На сцене парижского Театра Шатле – партнёра Городского Театра, с огромным успехом идёт танцевально-пластический спектакль «Double Murder» («Двойное убийство»). Он включает пьесы «Clowns» и «The Fix», в которых Х.Шехтер – знаменитый израильский хореограф, магически выражает свой философский взгляд на жестокость современного мира. Сценическое действие гипнотически разворачивается в сумрачной дымке и пленяет богатой танцевальной лексикой с феерией причудливых жестов. 10 артистов блистательно разыгрывают клоунаду насилия и убийств; после антракта фанатичную дикость сменяет спокойствие и умиротворение; в патетическом финале лавина оваций становится гимном солидарности.
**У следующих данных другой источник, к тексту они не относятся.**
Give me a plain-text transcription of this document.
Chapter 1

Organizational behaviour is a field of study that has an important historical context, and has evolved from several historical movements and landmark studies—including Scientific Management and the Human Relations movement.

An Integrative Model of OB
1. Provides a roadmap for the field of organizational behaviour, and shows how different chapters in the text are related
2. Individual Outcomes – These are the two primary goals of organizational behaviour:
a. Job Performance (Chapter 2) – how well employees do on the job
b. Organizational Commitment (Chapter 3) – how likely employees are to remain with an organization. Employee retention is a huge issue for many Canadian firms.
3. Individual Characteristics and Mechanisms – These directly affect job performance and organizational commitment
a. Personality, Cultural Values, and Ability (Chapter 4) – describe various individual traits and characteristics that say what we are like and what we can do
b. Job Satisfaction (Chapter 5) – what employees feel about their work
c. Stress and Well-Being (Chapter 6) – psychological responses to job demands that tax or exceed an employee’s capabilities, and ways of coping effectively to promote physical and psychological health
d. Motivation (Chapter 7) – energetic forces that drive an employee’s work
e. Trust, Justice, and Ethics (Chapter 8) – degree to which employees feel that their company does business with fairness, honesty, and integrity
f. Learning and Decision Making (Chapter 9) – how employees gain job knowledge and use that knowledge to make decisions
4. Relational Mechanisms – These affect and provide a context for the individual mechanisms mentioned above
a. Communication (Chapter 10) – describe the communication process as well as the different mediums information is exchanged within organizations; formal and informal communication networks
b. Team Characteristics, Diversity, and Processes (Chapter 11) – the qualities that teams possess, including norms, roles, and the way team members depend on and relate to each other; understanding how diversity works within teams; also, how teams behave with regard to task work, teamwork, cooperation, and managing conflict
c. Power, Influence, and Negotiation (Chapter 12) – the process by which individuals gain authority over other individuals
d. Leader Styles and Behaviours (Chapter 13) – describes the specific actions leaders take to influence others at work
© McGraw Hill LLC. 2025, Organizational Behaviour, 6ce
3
В гениально созданном спектакле боль и красота сливаются в идеальной гармонии.

Хофеш Шехтер

Родился 3 мая 1975 года в Иерусалиме. В 6 лет начал играть на фортепиано, позже появился интерес к народной музыке, в 12 лет увлёкся танцем. В 15 лет, как пианист, успешно прошел прослушивание в Иерусалимской академии музыки и танца, где занялся балетом и современным танцем. В 18 лет был призван в Силы обороны Израиля. На половине обязательных трёх лет военной службы Хофеш переехал в Тель-Авив, когда его приняли в юниоры Batsheva Dance Company, в которой через полтора года стартовала его артистическая карьера. По окончании армейской службы Хофеш стал танцевать в постановках Охада Нахарина и Вима Вандекейбуса. Через три года он покинул знаменитую компанию, чтобы играть на ударных инструментах в рок-группе The Human Beings и изучать музыку в Париже.

Хофеш Шехтер

Хофеш Шехтер

С 2002 года израильский хореограф и танцовщик, театральный режиссер и композитор живет и работает в Лондоне. В 2008 году он создал свою труппу, которая по приглашению Эммануэля Мотта – директора Городского театра Парижа, в 2010-2020 годы представила на престижной сцене 10 произведений Х.Шехтера. Он является постановщиком и хореографом ряда пьес, созданных для крупных танцевальных компаний с международной известностью. Среди них – Alvin Ailey American Dance Theater, Batsheva Ensemble, Nederlands Dans Theater 1, L’Opera national de Paris, Royal Ballet, Royal Ballet Flanders.
Как хореограф Х.Шехтер работает на телевидении, а также на драматических и оперных сценах. В частности, по приглашению нью-йоркского театра Метрополитен опера он поставил танцы в опере Нико Мюльхи «Два мальчика». В 2016 году Х.Шехтер был удостоен награды Tony Award за хореографию пьесы «Fiddler on the roof», которая появилась и на Бродвее. Его первый танцевальный фильм «Hofesh Shechter’s Clowns» был показан на телеканале ВВС. В июле 2021 года в Великобритании впервые был представлен короткометражный фильм Х.Шехтера «The Final Cut». Являясь приглашенным хореографом в лондонском театре Sadler’s Wells, он работает с труппой Gauthier Dance (2021-2023). За суммарную постановку пьес Х.Шехтер удостоен высокой британской награды ОВЕ.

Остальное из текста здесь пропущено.